Intracavernosal injections (alprostadil) are very effective – about 85% of men achieve an erection adequate for intercourse. However, injections are invasive. Some men fear needles. Side effects include pain, prolonged erection (priapism), and fibrosis of the penis with long-term use.

Penile implants are the most invasive but also the most reliable. Satisfaction rates exceed 90%. However, surgery carries risks of infection, mechanical failure, and erosion. Implants are reserved for men who have failed all other treatments.

LiSWT occupies a middle ground. It is less effective than PDE5 inhibitors or injections, but it is non-invasive and painless. It does not require medication before sex. It may address the underlying vascular pathology rather than just symptoms. For the right patient, these advantages outweigh the modest and uncertain benefits.

The Honest Conversation with Patients

At APUMN, we believe in informed consent based on the best available evidence. When a man asks about LiSWT, we have an honest conversation. We tell him the following.
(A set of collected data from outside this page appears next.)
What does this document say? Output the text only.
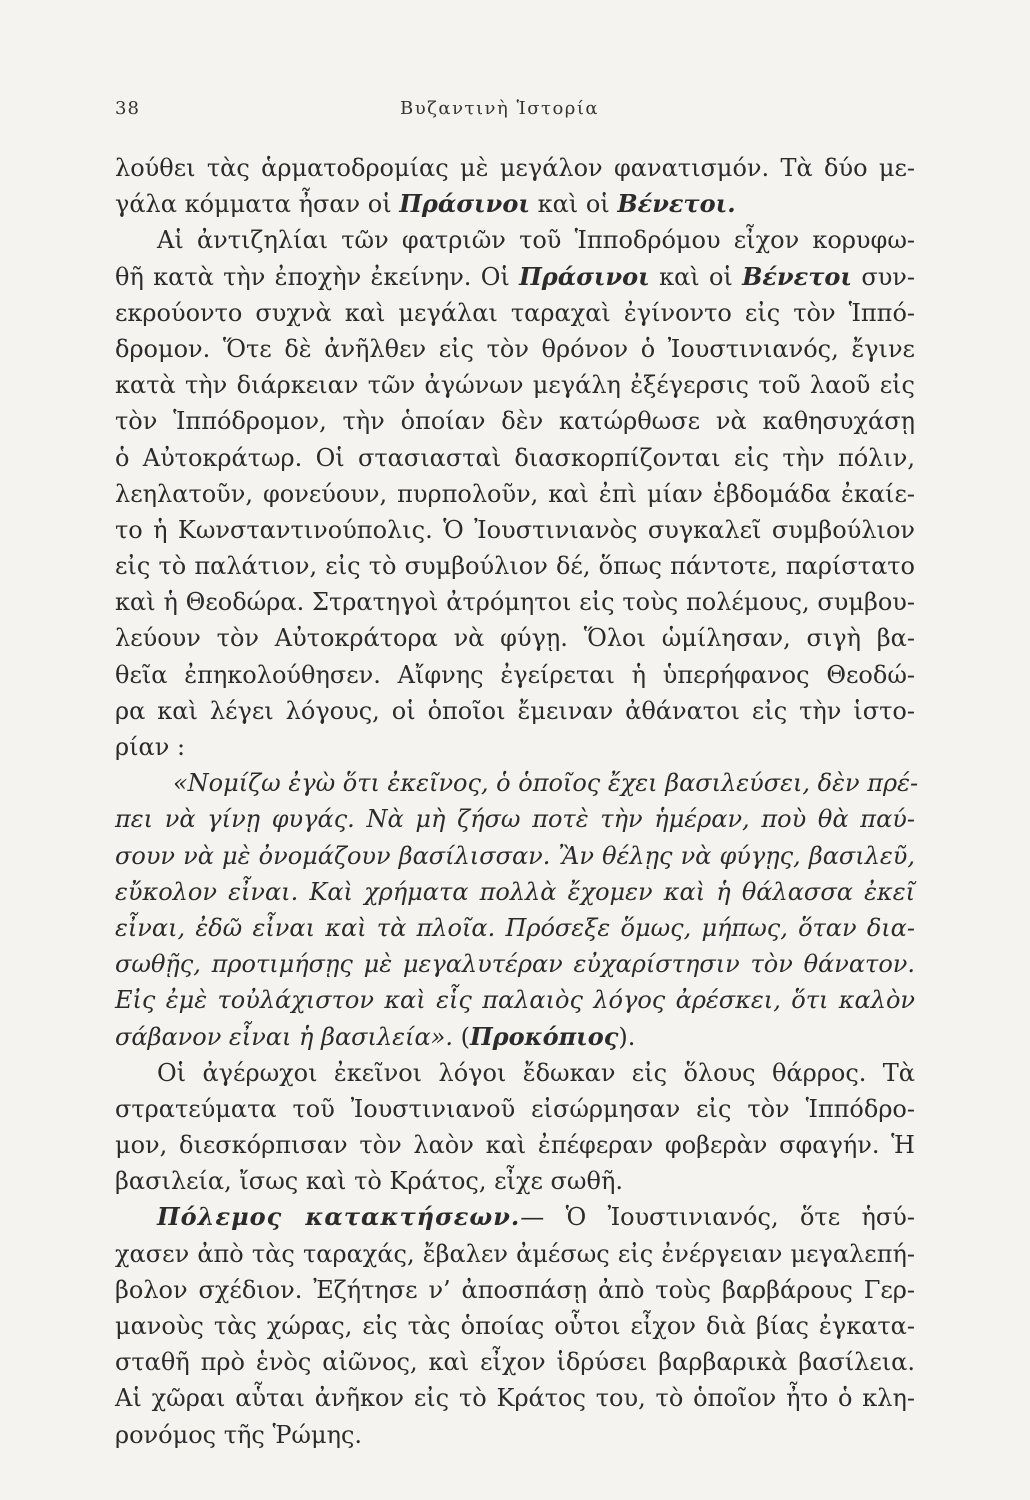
38	Βυζαντινὴ Ἱστορία
λούθει τὰς ἁρματοδρομίας μὲ μεγάλον φανατισμόν. Τὰ δύο με-
γάλα κόμματα ἦσαν οἱ Πράσινοι καὶ οἱ Βένετοι.
Αἱ ἀντιζηλίαι τῶν φατριῶν τοῦ Ἱπποδρόμου εἶχον κορυφω-
θῆ κατὰ τὴν ἐποχὴν ἐκείνην. Οἱ Πράσινοι καὶ οἱ Βένετοι συν-
εκρούοντο συχνὰ καὶ μεγάλαι ταραχαὶ ἐγίνοντο εἰς τὸν Ἱππό-
δρομον. Ὅτε δὲ ἀνῆλθεν εἰς τὸν θρόνον ὁ Ἰουστινιανός, ἔγινε
κατὰ τὴν διάρκειαν τῶν ἀγώνων μεγάλη ἐξέγερσις τοῦ λαοῦ εἰς
τὸν Ἱππόδρομον, τὴν ὁποίαν δὲν κατώρθωσε νὰ καθησυχάσῃ
ὁ Αὐτοκράτωρ. Οἱ στασιασταὶ διασκορπίζονται εἰς τὴν πόλιν,
λεηλατοῦν, φονεύουν, πυρπολοῦν, καὶ ἐπὶ μίαν ἑβδομάδα ἐκαίε-
το ἡ Κωνσταντινούπολις. Ὁ Ἰουστινιανὸς συγκαλεῖ συμβούλιον
εἰς τὸ παλάτιον, εἰς τὸ συμβούλιον δέ, ὅπως πάντοτε, παρίστατο
καὶ ἡ Θεοδώρα. Στρατηγοὶ ἀτρόμητοι εἰς τοὺς πολέμους, συμβου-
λεύουν τὸν Αὐτοκράτορα νὰ φύγῃ. Ὅλοι ὡμίλησαν, σιγὴ βα-
θεῖα ἐπηκολούθησεν. Αἴφνης ἐγείρεται ἡ ὑπερήφανος Θεοδώ-
ρα καὶ λέγει λόγους, οἱ ὁποῖοι ἔμειναν ἀθάνατοι εἰς τὴν ἱστο-
ρίαν :
«Νομίζω ἐγὼ ὅτι ἐκεῖνος, ὁ ὁποῖος ἔχει βασιλεύσει, δὲν πρέ-
πει νὰ γίνῃ φυγάς. Νὰ μὴ ζήσω ποτὲ τὴν ἡμέραν, ποὺ θὰ παύ-
σουν νὰ μὲ ὀνομάζουν βασίλισσαν. Ἂν θέλῃς νὰ φύγῃς, βασιλεῦ,
εὔκολον εἶναι. Καὶ χρήματα πολλὰ ἔχομεν καὶ ἡ θάλασσα ἐκεῖ
εἶναι, ἐδῶ εἶναι καὶ τὰ πλοῖα. Πρόσεξε ὅμως, μήπως, ὅταν δια-
σωθῇς, προτιμήσῃς μὲ μεγαλυτέραν εὐχαρίστησιν τὸν θάνατον.
Εἰς ἐμὲ τοὐλάχιστον καὶ εἷς παλαιὸς λόγος ἀρέσκει, ὅτι καλὸν
σάβανον εἶναι ἡ βασιλεία». (Προκόπιος).
Οἱ ἀγέρωχοι ἐκεῖνοι λόγοι ἔδωκαν εἰς ὅλους θάρρος. Τὰ
στρατεύματα τοῦ Ἰουστινιανοῦ εἰσώρμησαν εἰς τὸν Ἱππόδρο-
μον, διεσκόρπισαν τὸν λαὸν καὶ ἐπέφεραν φοβερὰν σφαγήν. Ἡ
βασιλεία, ἴσως καὶ τὸ Κράτος, εἶχε σωθῆ.
Πόλεμος κατακτήσεων.— Ὁ Ἰουστινιανός, ὅτε ἡσύ-
χασεν ἀπὸ τὰς ταραχάς, ἔβαλεν ἀμέσως εἰς ἐνέργειαν μεγαλεπή-
βολον σχέδιον. Ἐζήτησε ν’ ἀποσπάσῃ ἀπὸ τοὺς βαρβάρους Γερ-
μανοὺς τὰς χώρας, εἰς τὰς ὁποίας οὗτοι εἶχον διὰ βίας ἐγκατα-
σταθῆ πρὸ ἑνὸς αἰῶνος, καὶ εἶχον ἱδρύσει βαρβαρικὰ βασίλεια.
Αἱ χῶραι αὗται ἀνῆκον εἰς τὸ Κράτος του, τὸ ὁποῖον ἦτο ὁ κλη-
ρονόμος τῆς Ῥώμης.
The Cochrane review, which is the most rigorous summary of the evidence, found that LiSWT may improve erectile function but the improvement is small and the certainty of the evidence is low. Most men will not notice a dramatic change. Some will notice none at all. The treatment is very safe, with almost no side effects. There is no evidence on whether patients or their partners are actually satisfied with the results. The studies were mostly small, poorly designed, and often funded by device manufacturers.

We also tell him what we do not know. We do not know how long the effects last. We do not know whether repeating the course helps. We do not know if LiSWT works for severe ED or for men with nerve damage after prostate surgery (because those men were excluded from the trials).

And then we ask: given these uncertainties, would you like to try it? Some men say yes. Some say no. Both are reasonable answers.

Conclusion

The Cochrane systematic review of low-intensity shockwave therapy for erectile dysfunction is a landmark synthesis. It tells us that LiSWT may have small effects on erectile function and penile rigidity, but the certainty of the evidence is low. It tells us that the treatment is very safe. It also tells us that we lack evidence on outcomes that matter most to patients: satisfaction and quality of life.

At APUMN, we use LiSWT as a second-line or third-line option. We reserve it for men who have failed PDE5 inhibitors, cannot tolerate them, or prefer a non-pharmacological approach. We set realistic expectations. We do not promise miracles. And we continue to monitor the evidence as new trials are published.

For now, LiSWT is not a breakthrough. It is not a cure. But it is a reasonable option for selected patients especially those with few other choices. The Cochrane review provides the clarity needed to have an honest conversation. And at APU, that is exactly what we do.